Bürgermeister Wolfgang Haberberger ist sehr zufrieden mit der Sanierung: "Das ganze Projekt ist sehr gelungen." Er Bau befinde sich nun im Einklang mit dem Ortsbild. "Der Auftakt der Marktplatzsanierung ist mit dem fertig sanierten Rathaus sozusagen geschaffen. Der Kern der Marktplatzsanierung ist damit schon vollendet", sagt der Mockersdorfer außerdem. Für Haberberger ist vor allem die Westfassade gut gelungen. Außerdem erwähnt er, dass die gute Zusammenarbeit mit der Denkmalschutzbehörde vieles möglich gemacht habe.

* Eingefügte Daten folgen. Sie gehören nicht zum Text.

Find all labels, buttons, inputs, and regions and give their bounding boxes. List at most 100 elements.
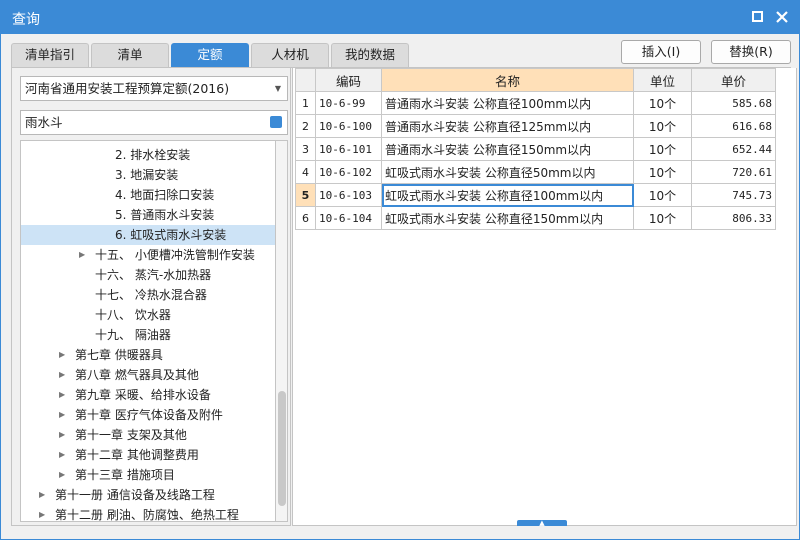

Nicht nur der Bürgermeister Neustadts ist mit der Sanierung zufrieden. Aus seiner Sicht finden auch viele Bürger und Bewohner die Maßnahme gelungen und schön. Und auch von den Mietern der Wohnungen im Rathaus kamen bisher positive Rückmeldungen. Ihre Wohnungen bekamen einen neuen Anstrich und wurden zusätzlich mit Rauchmelderanlagen ausgestattet. Außerdem ist unter anderem durch die neuen grauen Lärchenholzfenster eine verbesserte Dämmung entstanden. "Die energetische Sanierung ist somit gelungen."